Depuis son installation, Barthès a multiplié les gestes forts : retrait du drapeau européen du fronton de la mairie, déprogrammation d’une pièce de théâtre jugée « subversive », coupes dans les subventions au Planning familial. L’expulsion de la CGT s’inscrit dans cette logique. Le Département de l’Aude, présidé par le socialiste Hélène Sandragné, a été amené à intervenir : une médiation a été proposée, mais la mairie ne l’a pas acceptée.
Dans ce climat, l’incident du balcon a cristallisé les tensions. Le 26 juin, l’intersyndicale a appelé à une manifestation de solidarité, qui a réuni environ 150 personnes devant la mairie. Une plainte pour « violence volontaire par personne dépositaire de l’autorité publique » a été déposée par la CGT.
Réactions nationales et locales
La scène a suscité des réactions au-delà du département. Le Premier ministre, interrogé lors d’un déplacement dans l’Hérault, a déclaré : « Ce genre d’attitude est indigne d’un élu. Le dialogue social passe par le respect, pas par l’arrosage. » Le président du Rassemblement national, Jordan Bardella, a pour sa part botté en touche, évoquant « une réponse maladroite à une provocation syndicale ». Sur les réseaux sociaux, de nombreux élus locaux, de gauche comme de droite, ont condamné le geste. Le maire de Narbonne, Bertrand Malquier (LR), a parlé d’« un manque de tenue républicaine ».
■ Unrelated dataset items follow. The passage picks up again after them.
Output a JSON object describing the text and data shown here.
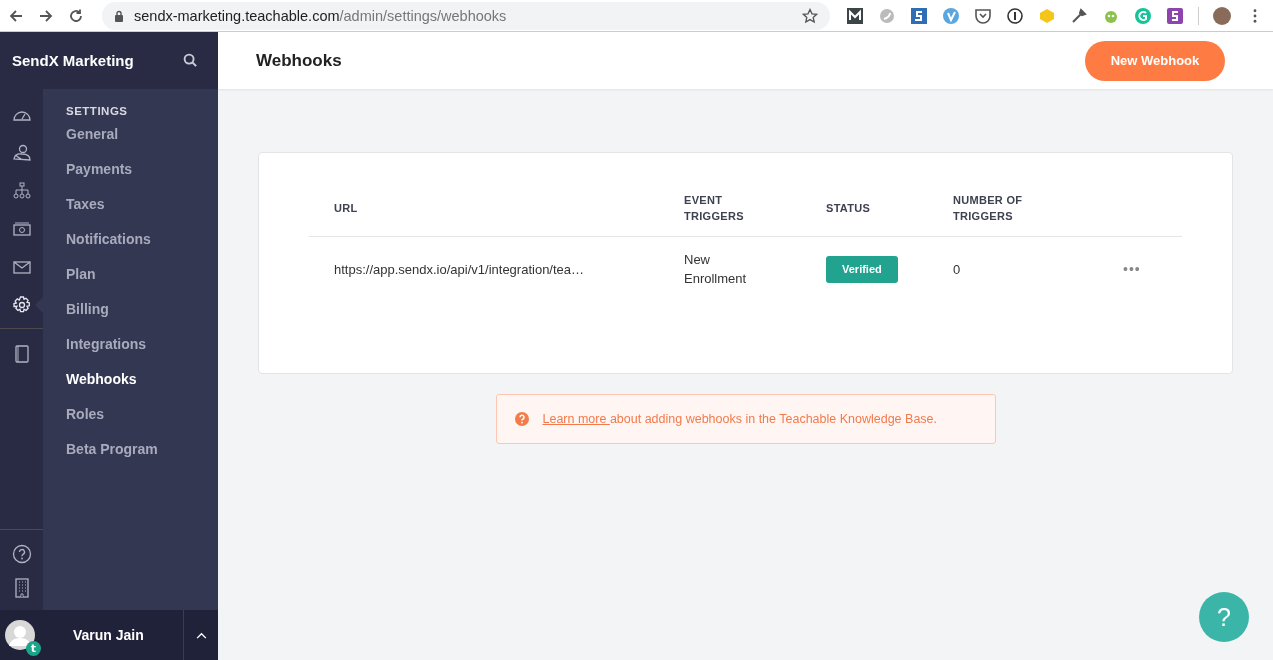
{
  "browser": {
    "url_host": "sendx-marketing.teachable.com",
    "url_path": "/admin/settings/webhooks"
  },
  "sidebar": {
    "school_name": "SendX Marketing",
    "section_title": "SETTINGS",
    "rail": [
      {
        "kind": "gauge",
        "selected": false
      },
      {
        "kind": "users",
        "selected": false
      },
      {
        "kind": "sitemap",
        "selected": false
      },
      {
        "kind": "money",
        "selected": false
      },
      {
        "kind": "mail",
        "selected": false
      },
      {
        "kind": "gear",
        "selected": true
      },
      {
        "kind": "book",
        "selected": false
      }
    ],
    "items": [
      {
        "label": "General",
        "selected": false
      },
      {
        "label": "Payments",
        "selected": false
      },
      {
        "label": "Taxes",
        "selected": false
      },
      {
        "label": "Notifications",
        "selected": false
      },
      {
        "label": "Plan",
        "selected": false
      },
      {
        "label": "Billing",
        "selected": false
      },
      {
        "label": "Integrations",
        "selected": false
      },
      {
        "label": "Webhooks",
        "selected": true
      },
      {
        "label": "Roles",
        "selected": false
      },
      {
        "label": "Beta Program",
        "selected": false
      }
    ],
    "user": {
      "name": "Varun Jain",
      "badge": "t"
    }
  },
  "header": {
    "title": "Webhooks",
    "button": "New Webhook"
  },
  "table": {
    "columns": [
      "URL",
      "EVENT TRIGGERS",
      "STATUS",
      "NUMBER OF TRIGGERS"
    ],
    "rows": [
      {
        "url": "https://app.sendx.io/api/v1/integration/tea…",
        "event": "New Enrollment",
        "status": "Verified",
        "count": "0",
        "menu": "•••"
      }
    ]
  },
  "notice": {
    "link": "Learn more ",
    "text": "about adding webhooks in the Teachable Knowledge Base."
  },
  "help_button": "?"
}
Du côté syndical, la secrétaire générale de la CGT, Sophie Binet, a dénoncé « un acte de violence politique qui n’honore pas la fonction de maire ». L’intersyndicale de l’Aude a annoncé son intention de porter l’affaire devant la justice et de maintenir la mobilisation jusqu’à l’abandon du projet d’expulsion.
Christophe Barthès, lui, ne montre aucun signe d’apaisement. Sur sa page Facebook, il a publié un second message le 26 juin : « Les pleurnichards de la CGT ne m’impressionnent pas. Je continuerai à défendre les Carcassonnais contre ces professionnels de la manif. » Le maire a également reçu le soutien de quelques partisans, qui saluent son « franc-parler ».
La polémique intervient alors que la ville fait face à une vague de chaleur. L’épisode rappelle que la gestion des épisodes caniculaires est un enjeu pour les collectivités - comme dans les Deux-Sèvres où les hôpitaux ont déclenché le plan blanc ou en Haute-Corse où la vigilance orange a été prolongée.
Prochaine étape : le tribunal administratif de Montpellier sera saisi en référé par la CGT pour suspendre la décision d’expulsion. L’audience est attendue dans les deux semaines.